Hearing this, Plummer scribbled a note, saying ‘Kim, I am that man,’ and someone took it to her.
Then they met. ‘Kim saw my grief, my pain, my sorrow,’ Plummer later said. ‘I fell into her arms sobbing. All I could say was “I’m sorry, I’m sorry” over and over again.’
She also cried, saying, ‘It’s all right, I forgive you.’
They talked and prayed together for hours that day, and became friends.[ii]
Plummer said it was vital for him to meet Kim face to face, to tell her how he had agonised over her injuries. He also said that without this confession, he doubts he would ever have been able to let it go. But he did let it go. He finally forgave himself.
‘I was floating, I was free.
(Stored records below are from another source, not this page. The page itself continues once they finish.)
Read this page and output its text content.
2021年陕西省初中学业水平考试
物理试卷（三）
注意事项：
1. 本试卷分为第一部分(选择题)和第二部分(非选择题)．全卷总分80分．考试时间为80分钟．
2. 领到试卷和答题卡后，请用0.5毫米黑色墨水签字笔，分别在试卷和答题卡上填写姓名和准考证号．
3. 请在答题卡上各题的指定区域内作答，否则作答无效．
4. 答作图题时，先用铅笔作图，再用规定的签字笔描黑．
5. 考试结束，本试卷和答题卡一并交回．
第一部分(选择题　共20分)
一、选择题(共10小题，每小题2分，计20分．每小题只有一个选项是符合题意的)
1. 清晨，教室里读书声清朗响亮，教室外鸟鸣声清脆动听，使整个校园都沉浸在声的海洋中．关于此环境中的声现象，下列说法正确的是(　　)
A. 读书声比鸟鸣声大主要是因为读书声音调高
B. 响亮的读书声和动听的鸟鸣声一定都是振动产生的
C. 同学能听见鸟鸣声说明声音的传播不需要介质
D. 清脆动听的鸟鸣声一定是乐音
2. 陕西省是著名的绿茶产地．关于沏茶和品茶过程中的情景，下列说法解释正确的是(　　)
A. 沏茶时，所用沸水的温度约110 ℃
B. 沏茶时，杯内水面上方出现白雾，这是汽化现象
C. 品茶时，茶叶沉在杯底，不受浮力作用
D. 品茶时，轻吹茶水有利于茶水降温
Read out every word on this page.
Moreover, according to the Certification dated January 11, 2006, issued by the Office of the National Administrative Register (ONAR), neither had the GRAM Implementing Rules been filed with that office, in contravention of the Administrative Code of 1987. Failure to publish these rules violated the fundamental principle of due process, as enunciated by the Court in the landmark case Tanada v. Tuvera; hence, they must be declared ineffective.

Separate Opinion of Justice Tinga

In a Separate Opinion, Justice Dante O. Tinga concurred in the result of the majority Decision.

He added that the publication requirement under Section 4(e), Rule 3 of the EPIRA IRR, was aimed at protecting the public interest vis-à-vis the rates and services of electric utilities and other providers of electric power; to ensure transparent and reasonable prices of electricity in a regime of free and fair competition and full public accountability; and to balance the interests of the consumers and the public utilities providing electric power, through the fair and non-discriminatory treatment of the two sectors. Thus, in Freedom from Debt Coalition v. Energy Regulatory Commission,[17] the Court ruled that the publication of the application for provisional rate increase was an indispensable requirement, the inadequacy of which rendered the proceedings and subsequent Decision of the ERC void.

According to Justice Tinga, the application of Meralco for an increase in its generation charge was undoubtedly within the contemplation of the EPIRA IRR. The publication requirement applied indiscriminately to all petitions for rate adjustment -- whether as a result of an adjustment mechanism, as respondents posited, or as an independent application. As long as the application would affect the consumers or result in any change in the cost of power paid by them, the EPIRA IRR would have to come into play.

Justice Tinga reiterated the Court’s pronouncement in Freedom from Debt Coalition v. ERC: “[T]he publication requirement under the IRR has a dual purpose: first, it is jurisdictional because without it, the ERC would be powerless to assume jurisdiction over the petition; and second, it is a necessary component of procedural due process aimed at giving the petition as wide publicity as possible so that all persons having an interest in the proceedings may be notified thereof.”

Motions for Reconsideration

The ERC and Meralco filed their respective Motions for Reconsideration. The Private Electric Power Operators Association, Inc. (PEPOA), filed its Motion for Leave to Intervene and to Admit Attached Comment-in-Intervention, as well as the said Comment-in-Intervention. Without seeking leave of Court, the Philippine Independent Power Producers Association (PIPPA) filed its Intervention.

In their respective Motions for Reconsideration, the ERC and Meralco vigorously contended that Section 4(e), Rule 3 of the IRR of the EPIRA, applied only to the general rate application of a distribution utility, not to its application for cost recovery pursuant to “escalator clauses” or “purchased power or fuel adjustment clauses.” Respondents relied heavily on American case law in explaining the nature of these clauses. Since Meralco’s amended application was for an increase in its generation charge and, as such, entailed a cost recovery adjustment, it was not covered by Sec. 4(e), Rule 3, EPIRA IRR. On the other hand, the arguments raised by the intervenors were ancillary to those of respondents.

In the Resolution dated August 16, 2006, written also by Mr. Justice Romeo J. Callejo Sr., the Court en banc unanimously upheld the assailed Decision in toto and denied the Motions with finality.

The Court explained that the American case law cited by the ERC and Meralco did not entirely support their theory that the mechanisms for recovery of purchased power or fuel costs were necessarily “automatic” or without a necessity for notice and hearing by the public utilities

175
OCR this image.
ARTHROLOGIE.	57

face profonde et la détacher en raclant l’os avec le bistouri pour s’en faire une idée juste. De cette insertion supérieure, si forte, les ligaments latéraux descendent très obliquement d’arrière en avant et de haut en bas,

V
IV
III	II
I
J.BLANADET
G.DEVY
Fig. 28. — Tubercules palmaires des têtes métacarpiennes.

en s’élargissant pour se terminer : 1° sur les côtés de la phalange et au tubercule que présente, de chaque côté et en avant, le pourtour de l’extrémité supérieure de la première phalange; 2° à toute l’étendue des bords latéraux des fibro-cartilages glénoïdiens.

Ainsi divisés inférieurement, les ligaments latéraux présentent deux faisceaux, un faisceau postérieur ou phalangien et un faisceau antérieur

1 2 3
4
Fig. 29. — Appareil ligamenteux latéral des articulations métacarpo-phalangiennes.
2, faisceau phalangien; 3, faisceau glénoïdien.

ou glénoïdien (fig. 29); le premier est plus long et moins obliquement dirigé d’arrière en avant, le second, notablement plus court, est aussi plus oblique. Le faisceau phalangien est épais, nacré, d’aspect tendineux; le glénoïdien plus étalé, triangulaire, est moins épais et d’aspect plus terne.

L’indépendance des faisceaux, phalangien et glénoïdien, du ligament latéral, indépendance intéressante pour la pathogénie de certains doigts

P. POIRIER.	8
I was finally at peace,’ he said.
In meeting Kim, John Plummer discovered the merciful eyes of Jesus. [iii]
In our first reading today, the wise man Ben Sirach says you should forgive your neighbour when he hurts you; and when you pray your own sins will be forgiven.
He asks, can someone who is angry towards someone else expect healing from the Lord? If you show no mercy towards others, how can you expect pardon for your own sins? So, remember the commandments, he says, and don’t be angry with your neighbour.
And in today’s Gospel, Jesus says we should always forgive others, not just seven times, but seventy times seven. In other words, always. We are obliged to forgive anyone who has offended us, and we must seek forgiveness from anyone we might have offended.
Why? It’s because God is love, and we too must be loving if we want his divine life and power working within us. We must be forgiving if we want to let go of the past and live in happiness and peace.
John Plummer became a Methodist pastor, and dedicated his life to preaching about regret, forgiveness and hope. ‘I still remember that photo,’ he said, ‘but the screams have stopped. It’s all quiet now.’
It’s not always easy to forgive or to say sorry, but we know how important it is.
If you need help, turn to Jesus. He is always there for us.
[i] That picture won a Pulitzer Prize in 1973.
[ii] Anne Gearan, Embrace Silences Decades of Nightmares for Ex-Pilot, Los Angeles Times, April 20, 1997.
[iii] Ken Barker, His Name is Mercy, Modotti Press, Ballan Vic. 2010:111-113.